Biblically, almost, the city experiences a drought lasting forty days. The lack of precipitation affords the opportunity for some philosophizing in the narration. It is a literary trait not uncommon to Miller’s much more frequent and well-known work in the theater in which metaphor is equally used as a powerful tool:

“For nearly forty days the city had had no rain. It is an insidious pacifier, rain; the people stay at home and the pages of the precinct blotters do not turn so often. But when the sky stays as blue as it did this summer, day after sweltering day, and the humid air chokes a man out of his sleep, it is the streets and stoops of the city that become populated and the authority of the family disintegrates for a time.”

A Strange Simile

The simile is an odd literary device. Simply by inserting a “like” or an “as” one can construct a comparison that is clearly intended to drive home a point through familiarity to the reader. Sometimes, however, even when both ends of the comparison are familiar, the connection can still be difficult to make because something just seems out-of-sync or a little off.
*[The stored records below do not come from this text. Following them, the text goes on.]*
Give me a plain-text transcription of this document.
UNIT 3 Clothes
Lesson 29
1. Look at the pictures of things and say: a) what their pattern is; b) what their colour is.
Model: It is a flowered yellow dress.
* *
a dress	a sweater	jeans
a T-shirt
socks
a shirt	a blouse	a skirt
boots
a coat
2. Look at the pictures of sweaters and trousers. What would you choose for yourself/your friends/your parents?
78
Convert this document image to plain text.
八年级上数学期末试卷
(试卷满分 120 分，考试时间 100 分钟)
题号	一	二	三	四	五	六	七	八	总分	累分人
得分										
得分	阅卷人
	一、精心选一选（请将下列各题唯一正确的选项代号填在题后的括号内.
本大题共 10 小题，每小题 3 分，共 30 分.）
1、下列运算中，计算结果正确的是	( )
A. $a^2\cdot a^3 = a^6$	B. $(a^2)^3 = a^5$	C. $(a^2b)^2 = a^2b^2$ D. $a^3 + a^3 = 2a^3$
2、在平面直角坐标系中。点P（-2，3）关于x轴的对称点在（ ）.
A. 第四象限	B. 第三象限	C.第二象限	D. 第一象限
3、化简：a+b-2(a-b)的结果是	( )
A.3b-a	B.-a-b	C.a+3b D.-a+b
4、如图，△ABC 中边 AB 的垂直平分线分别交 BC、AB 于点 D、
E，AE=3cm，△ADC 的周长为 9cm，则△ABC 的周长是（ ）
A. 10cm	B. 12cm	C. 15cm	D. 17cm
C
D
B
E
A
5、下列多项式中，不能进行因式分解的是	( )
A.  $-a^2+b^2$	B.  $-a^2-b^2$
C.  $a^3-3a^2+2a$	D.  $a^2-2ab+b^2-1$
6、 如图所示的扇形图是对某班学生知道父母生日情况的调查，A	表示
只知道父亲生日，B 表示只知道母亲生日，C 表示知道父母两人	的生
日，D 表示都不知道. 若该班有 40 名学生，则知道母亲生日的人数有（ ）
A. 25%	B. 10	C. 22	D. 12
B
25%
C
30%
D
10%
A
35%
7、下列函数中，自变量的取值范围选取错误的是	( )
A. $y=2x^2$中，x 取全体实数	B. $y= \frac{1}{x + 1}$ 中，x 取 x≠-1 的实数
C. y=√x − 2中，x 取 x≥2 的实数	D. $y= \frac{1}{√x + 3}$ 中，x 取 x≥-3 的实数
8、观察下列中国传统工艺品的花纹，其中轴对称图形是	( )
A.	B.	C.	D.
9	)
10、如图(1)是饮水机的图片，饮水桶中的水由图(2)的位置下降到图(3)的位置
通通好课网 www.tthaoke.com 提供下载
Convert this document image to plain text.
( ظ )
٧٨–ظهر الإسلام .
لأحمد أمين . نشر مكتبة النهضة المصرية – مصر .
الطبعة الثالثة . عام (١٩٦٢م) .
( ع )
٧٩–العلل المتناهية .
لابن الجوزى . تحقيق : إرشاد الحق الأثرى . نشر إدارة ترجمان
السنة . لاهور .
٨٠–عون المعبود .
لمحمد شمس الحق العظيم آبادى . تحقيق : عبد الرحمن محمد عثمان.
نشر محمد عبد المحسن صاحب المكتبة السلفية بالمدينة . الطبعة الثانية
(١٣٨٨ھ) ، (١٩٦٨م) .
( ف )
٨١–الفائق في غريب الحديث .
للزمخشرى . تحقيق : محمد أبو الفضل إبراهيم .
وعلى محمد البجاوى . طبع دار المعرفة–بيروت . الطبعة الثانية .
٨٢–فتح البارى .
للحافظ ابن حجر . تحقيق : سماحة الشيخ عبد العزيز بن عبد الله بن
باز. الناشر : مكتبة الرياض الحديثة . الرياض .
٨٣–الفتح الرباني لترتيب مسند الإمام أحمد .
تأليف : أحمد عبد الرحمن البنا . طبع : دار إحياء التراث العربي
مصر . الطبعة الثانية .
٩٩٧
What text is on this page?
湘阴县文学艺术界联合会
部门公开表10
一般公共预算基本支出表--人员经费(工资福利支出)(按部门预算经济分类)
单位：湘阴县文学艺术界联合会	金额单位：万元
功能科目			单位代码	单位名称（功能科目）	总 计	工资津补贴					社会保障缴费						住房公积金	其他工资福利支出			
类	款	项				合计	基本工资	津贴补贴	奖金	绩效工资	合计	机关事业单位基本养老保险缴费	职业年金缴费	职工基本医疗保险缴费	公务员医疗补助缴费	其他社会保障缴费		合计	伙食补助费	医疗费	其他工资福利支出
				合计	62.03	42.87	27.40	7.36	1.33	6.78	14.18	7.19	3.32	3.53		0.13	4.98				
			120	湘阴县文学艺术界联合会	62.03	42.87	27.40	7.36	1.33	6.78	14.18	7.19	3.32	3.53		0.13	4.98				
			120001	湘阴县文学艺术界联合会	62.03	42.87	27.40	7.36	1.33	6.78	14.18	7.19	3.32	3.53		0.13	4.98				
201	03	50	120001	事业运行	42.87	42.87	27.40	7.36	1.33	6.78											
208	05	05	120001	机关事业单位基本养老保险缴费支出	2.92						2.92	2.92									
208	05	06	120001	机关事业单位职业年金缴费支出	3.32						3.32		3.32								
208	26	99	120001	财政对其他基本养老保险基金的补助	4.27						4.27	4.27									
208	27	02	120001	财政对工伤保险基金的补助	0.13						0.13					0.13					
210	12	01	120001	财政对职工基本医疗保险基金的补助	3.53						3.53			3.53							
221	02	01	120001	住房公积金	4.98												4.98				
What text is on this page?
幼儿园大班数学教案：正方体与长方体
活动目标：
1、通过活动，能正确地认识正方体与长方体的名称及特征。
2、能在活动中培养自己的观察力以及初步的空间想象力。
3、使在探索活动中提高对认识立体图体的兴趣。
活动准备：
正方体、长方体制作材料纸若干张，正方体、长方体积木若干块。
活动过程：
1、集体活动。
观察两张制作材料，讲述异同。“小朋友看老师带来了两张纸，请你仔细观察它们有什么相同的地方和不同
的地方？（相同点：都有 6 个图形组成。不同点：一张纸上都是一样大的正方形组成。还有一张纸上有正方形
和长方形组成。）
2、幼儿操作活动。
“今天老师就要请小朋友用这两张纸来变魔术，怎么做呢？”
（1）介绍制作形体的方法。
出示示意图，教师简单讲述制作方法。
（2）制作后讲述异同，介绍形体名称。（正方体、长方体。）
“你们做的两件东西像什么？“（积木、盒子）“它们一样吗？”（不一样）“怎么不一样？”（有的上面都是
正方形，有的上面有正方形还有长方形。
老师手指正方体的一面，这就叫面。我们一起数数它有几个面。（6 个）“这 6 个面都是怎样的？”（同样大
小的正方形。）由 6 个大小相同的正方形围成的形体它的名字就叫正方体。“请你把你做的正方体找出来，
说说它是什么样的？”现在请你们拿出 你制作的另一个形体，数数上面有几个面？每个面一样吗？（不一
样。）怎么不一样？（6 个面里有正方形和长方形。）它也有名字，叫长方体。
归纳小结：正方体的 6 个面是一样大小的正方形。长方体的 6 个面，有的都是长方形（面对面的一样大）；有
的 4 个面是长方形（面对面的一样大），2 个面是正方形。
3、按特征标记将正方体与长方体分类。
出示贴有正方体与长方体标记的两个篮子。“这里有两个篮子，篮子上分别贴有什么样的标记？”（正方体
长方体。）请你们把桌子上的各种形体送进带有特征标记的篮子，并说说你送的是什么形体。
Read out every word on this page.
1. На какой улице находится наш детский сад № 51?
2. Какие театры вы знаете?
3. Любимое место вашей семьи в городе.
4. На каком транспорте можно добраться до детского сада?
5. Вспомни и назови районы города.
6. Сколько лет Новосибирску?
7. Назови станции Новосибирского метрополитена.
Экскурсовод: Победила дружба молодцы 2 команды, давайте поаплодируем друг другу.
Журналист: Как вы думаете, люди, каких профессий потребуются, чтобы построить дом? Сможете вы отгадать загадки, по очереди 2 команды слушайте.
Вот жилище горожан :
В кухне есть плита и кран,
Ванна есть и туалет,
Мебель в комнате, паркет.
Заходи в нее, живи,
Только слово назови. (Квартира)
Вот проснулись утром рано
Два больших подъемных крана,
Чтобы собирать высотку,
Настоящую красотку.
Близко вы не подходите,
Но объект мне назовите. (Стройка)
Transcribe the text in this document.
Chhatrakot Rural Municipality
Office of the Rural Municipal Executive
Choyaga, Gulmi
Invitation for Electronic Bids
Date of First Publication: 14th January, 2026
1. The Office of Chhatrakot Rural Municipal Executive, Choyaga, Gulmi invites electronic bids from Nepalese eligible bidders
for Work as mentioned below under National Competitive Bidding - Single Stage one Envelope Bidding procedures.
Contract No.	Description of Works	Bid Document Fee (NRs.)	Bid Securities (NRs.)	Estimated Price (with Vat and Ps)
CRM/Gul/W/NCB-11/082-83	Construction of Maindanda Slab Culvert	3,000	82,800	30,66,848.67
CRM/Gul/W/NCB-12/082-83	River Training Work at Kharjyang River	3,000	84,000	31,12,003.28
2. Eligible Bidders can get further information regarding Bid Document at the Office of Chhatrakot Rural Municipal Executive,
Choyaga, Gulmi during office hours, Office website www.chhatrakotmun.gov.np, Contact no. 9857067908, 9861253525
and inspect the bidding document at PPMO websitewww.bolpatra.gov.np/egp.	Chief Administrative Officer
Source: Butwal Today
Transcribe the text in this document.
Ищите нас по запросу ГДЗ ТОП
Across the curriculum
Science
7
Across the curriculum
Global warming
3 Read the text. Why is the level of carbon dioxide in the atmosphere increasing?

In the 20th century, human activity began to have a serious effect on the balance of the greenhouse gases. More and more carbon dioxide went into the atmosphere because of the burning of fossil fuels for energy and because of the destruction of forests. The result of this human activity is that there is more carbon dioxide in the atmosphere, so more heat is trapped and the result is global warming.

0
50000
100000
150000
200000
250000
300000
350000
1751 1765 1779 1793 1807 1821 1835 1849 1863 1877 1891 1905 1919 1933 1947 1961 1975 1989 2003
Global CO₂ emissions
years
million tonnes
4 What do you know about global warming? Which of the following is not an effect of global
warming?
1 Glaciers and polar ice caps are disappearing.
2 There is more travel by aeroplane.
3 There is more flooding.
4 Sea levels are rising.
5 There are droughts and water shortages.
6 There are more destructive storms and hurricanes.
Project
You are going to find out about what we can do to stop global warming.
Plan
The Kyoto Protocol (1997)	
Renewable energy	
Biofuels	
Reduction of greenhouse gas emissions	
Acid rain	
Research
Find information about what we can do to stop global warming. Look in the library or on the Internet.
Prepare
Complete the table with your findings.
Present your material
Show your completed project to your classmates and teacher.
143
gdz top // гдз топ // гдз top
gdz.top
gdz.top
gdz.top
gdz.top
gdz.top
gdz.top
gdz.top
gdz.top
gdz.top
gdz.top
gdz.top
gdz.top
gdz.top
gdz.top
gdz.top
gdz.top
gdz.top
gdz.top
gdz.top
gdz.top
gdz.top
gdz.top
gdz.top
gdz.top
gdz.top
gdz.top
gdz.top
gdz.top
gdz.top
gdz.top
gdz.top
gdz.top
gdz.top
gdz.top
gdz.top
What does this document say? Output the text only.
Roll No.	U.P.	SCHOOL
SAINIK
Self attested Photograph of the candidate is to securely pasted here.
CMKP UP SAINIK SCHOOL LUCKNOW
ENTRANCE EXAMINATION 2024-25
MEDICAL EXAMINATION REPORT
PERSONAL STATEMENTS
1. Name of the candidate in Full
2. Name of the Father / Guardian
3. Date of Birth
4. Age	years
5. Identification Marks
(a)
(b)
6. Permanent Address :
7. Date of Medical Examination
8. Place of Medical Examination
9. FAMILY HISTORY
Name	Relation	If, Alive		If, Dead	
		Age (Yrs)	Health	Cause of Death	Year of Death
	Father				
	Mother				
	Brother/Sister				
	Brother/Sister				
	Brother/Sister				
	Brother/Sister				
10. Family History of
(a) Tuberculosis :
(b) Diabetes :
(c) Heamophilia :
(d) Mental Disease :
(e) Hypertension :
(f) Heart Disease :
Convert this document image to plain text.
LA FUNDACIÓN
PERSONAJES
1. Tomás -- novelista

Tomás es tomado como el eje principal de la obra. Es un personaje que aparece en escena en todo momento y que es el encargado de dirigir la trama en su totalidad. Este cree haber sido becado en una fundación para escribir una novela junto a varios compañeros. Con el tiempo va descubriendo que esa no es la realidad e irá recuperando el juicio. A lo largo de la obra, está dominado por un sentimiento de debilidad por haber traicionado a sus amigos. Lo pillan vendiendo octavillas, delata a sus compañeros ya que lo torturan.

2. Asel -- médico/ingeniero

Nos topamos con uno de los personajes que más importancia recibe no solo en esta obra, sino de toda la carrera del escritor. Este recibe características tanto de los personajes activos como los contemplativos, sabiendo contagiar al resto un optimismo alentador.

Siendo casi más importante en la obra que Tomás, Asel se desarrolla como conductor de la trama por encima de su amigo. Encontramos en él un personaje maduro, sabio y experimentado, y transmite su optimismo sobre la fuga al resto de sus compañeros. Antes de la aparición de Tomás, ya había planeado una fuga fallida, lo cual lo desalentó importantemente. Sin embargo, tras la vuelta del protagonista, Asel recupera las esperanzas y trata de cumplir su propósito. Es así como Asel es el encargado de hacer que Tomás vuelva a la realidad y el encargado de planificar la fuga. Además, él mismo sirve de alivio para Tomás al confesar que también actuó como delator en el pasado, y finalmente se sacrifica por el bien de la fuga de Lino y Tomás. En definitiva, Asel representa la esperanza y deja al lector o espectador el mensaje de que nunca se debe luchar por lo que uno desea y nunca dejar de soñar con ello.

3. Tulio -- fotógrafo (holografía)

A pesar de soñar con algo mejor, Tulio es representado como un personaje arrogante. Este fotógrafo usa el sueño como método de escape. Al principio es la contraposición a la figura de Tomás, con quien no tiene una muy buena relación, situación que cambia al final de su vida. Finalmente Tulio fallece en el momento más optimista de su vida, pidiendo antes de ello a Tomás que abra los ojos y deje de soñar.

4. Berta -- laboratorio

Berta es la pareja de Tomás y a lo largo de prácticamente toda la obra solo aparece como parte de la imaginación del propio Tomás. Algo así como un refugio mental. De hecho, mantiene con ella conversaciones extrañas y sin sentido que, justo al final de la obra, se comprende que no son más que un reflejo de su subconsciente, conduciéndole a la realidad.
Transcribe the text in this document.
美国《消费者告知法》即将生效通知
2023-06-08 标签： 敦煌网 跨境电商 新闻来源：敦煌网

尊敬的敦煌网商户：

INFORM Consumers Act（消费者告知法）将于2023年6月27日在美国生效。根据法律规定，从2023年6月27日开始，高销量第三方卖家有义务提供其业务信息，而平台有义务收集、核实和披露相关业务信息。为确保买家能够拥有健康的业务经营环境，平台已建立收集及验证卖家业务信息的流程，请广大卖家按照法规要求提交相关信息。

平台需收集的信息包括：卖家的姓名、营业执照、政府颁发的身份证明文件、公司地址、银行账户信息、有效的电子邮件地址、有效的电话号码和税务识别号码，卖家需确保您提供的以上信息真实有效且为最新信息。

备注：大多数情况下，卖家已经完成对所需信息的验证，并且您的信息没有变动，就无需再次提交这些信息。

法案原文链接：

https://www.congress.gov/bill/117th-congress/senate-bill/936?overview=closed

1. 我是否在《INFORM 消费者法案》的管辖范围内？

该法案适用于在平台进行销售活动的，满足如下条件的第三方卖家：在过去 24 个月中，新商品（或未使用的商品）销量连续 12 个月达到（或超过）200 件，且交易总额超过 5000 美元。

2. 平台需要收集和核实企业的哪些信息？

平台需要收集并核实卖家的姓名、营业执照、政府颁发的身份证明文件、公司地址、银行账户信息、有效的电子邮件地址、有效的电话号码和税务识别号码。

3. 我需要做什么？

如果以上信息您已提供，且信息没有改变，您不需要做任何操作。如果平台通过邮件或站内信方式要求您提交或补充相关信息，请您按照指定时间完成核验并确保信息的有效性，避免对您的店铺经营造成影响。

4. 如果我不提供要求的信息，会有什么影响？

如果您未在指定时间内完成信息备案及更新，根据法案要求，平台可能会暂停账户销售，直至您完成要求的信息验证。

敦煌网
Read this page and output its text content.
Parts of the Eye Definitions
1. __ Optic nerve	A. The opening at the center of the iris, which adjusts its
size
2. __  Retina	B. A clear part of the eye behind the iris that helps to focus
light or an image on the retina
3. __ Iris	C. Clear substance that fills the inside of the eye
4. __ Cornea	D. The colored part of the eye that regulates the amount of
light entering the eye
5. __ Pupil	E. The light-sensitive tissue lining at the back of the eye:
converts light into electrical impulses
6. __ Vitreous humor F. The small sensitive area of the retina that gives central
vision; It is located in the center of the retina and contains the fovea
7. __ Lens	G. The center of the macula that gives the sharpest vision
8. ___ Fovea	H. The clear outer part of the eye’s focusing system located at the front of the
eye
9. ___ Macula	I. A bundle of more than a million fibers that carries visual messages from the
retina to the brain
Such is the following example which is easily enough followed, but perhaps not so easily applied:

“As far as the eye could see the city was dead, and the green smell of the sea hovered along the sidewalks. Mr. Newman felt forced to walk; the mute height of the buildings moved him. He walked slowly, like a man who has used up his strength rushing to a sale, only to find all the goods sold.”

Newman’s Vision

A pair of glasses change everything for Newman. The title becomes applicable as the world comes into focus for the first time and truths which had been blurry sharpen into irrefutable truths. The novel turns, however, on the fact that the glasses do not just change how he sees the world, but how the world sees him. Almost as if foreseeing this, anxiety is the dominant emotion after their purchase, but before their use:

“The new glasses lay in his pocket like a small living animal. As though racing with the homeward rush of the train he kept trying to imagine an alternative to wearing glasses, but the closer he came to his station the more inevitable became the realization that without them he would soon find himself unable even to leave his house.”